今日の短歌

寒天の頂に北斗見上げつつゴミ当番の暮れ朝まだき
 

この辺のゴミ回収は燃えるゴミが週2回。週ごとに当番が回ってくる。十二軒で一つの班になっているので、十二週に一回ゴミ当番をすることになる。
 引っ越して7年になる今年、初めて一年の最後の当番になった。月曜と木曜が回収日なのだが、年末年始の休日の関係で今年の最後の収集日は今日、二十九日の日曜になった。まさか日曜がゴミの日になっているとは前日まで気づかず、近所のおばちゃんに教えてもらわなかったら、一年の最後に近所迷惑で恥ずかしいことになっていただろう。
 スマホを朝の5時半にセットして寝た。この住宅地は周り中年寄りだらけでみんな朝が早いのだ。その先を越してゴミのネットを広げておかなくてはならない。
 なぜだか不思議にこんなときは、アラームが鳴る二、三分前に目がさめる。これは若い頃からのことで、僕の無意識の底にはきっと体内時計があるに違いない。偶に寝過ごすわけにいかない大事なことがあって目覚ましをセットするときには、一緒にその時計もセットするのだ。

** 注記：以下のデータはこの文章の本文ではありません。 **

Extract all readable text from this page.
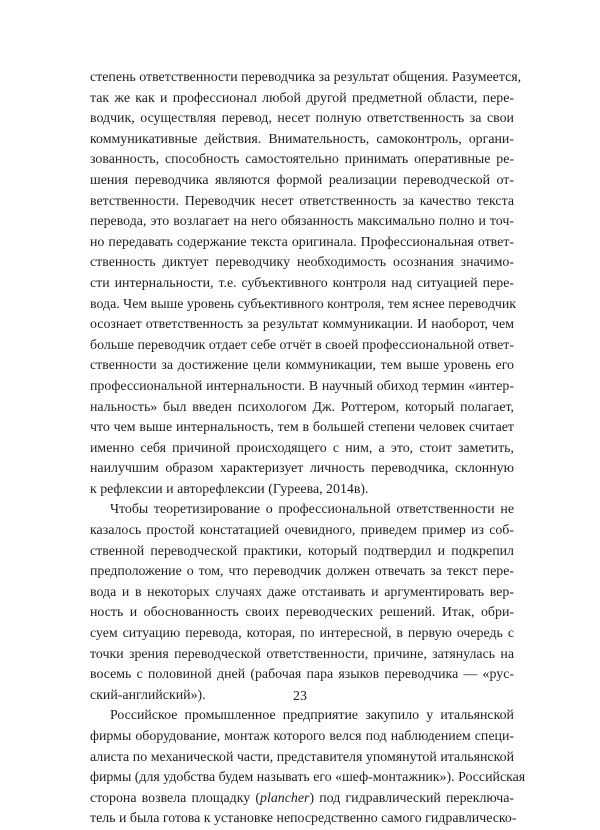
степень ответственности переводчика за результат общения. Разумеется,
так же как и профессионал любой другой предметной области, пере-
водчик, осуществляя перевод, несет полную ответственность за свои
коммуникативные действия. Внимательность, самоконтроль, органи-
зованность, способность самостоятельно принимать оперативные ре-
шения переводчика являются формой реализации переводческой от-
ветственности. Переводчик несет ответственность за качество текста
перевода, это возлагает на него обязанность максимально полно и точ-
но передавать содержание текста оригинала. Профессиональная ответ-
ственность диктует переводчику необходимость осознания значимо-
сти интернальности, т.е. субъективного контроля над ситуацией пере-
вода. Чем выше уровень субъективного контроля, тем яснее переводчик
осознает ответственность за результат коммуникации. И наоборот, чем
больше переводчик отдает себе отчёт в своей профессиональной ответ-
ственности за достижение цели коммуникации, тем выше уровень его
профессиональной интернальности. В научный обиход термин «интер-
нальность» был введен психологом Дж. Роттером, который полагает,
что чем выше интернальность, тем в большей степени человек считает
именно себя причиной происходящего с ним, а это, стоит заметить,
наилучшим образом характеризует личность переводчика, склонную
к рефлексии и авторефлексии (Гуреева, 2014в).
Чтобы теоретизирование о профессиональной ответственности не
казалось простой констатацией очевидного, приведем пример из соб-
ственной переводческой практики, который подтвердил и подкрепил
предположение о том, что переводчик должен отвечать за текст пере-
вода и в некоторых случаях даже отстаивать и аргументировать вер-
ность и обоснованность своих переводческих решений. Итак, обри-
суем ситуацию перевода, которая, по интересной, в первую очередь с
точки зрения переводческой ответственности, причине, затянулась на
восемь с половиной дней (рабочая пара языков переводчика — «рус-
ский-английский»).
Российское промышленное предприятие закупило у итальянской
фирмы оборудование, монтаж которого велся под наблюдением специ-
алиста по механической части, представителя упомянутой итальянской
фирмы (для удобства будем называть его «шеф-монтажник»). Российская
сторона возвела площадку (plancher) под гидравлический переключа-
тель и была готова к установке непосредственно самого гидравлическо-
23
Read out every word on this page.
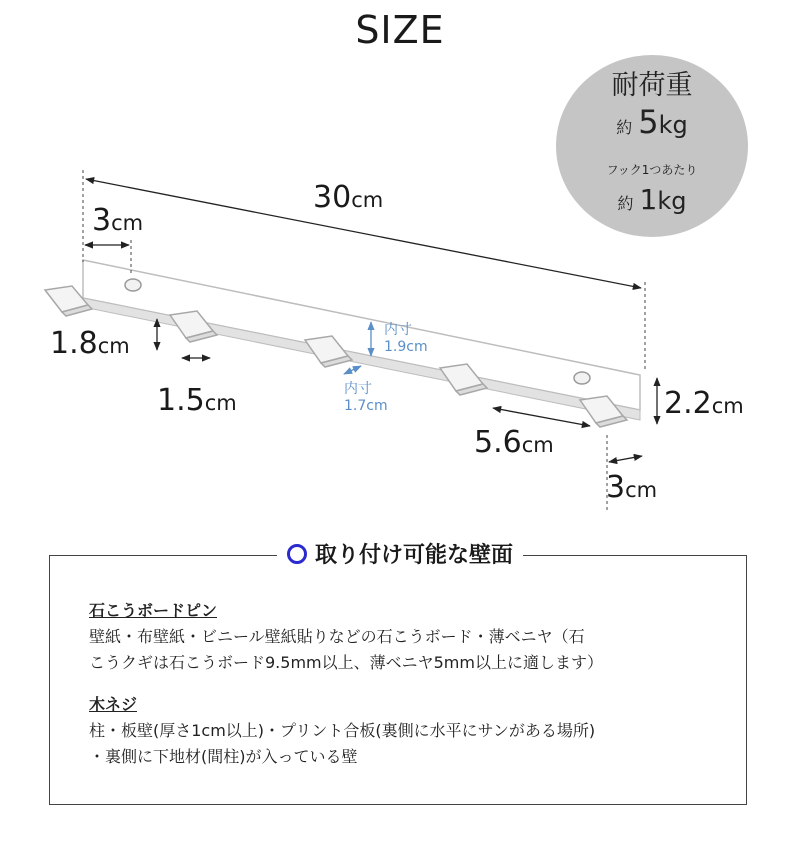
SIZE
耐荷重
約 5kg
フック1つあたり
約 1kg
30cm
3cm
1.8cm
1.5cm
内寸
1.9cm
内寸
1.7cm
5.6cm
2.2cm
3cm
取り付け可能な壁面
石こうボードピン

壁紙・布壁紙・ビニール壁紙貼りなどの石こうボード・薄ベニヤ（石

こうクギは石こうボード9.5mm以上、薄ベニヤ5mm以上に適します）

木ネジ

柱・板壁(厚さ1cm以上)・プリント合板(裏側に水平にサンがある場所)

・裏側に下地材(間柱)が入っている壁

 5時半はまだ暗い。とても朝とは思えない。昔、東京で新聞配達をしながら劇団の研修所に通っていた頃を思い出す。そのときは朝刊の配達準備をするのに夜中の3時には配達店に行ったものだ。一人暮らしの寂しい朝、暗いだけで気持ちが萎えた。
 今朝もそんな気分になったので、隣の部屋で眠りこけている息子を揺り起こして一緒に行くことにした。
 二人ともたくさん着込んで外に出る。同じ布団で寝ていた3匹の猫たちも玄関まで出てきて見送っている。
 無理やり起こされてブツブツと文句を言っていた息子は、車のフロントガラスが凍っていると言ってなぜかはしゃいでいる。起こして正解、この暗がりでも寂しくないし、少し楽しい。
 二人で道の真ん中を歩いた。ゴミのネットを広げて帰り道、悴む手をこすりながら思わず空を見上げると北斗七星が真上にあった。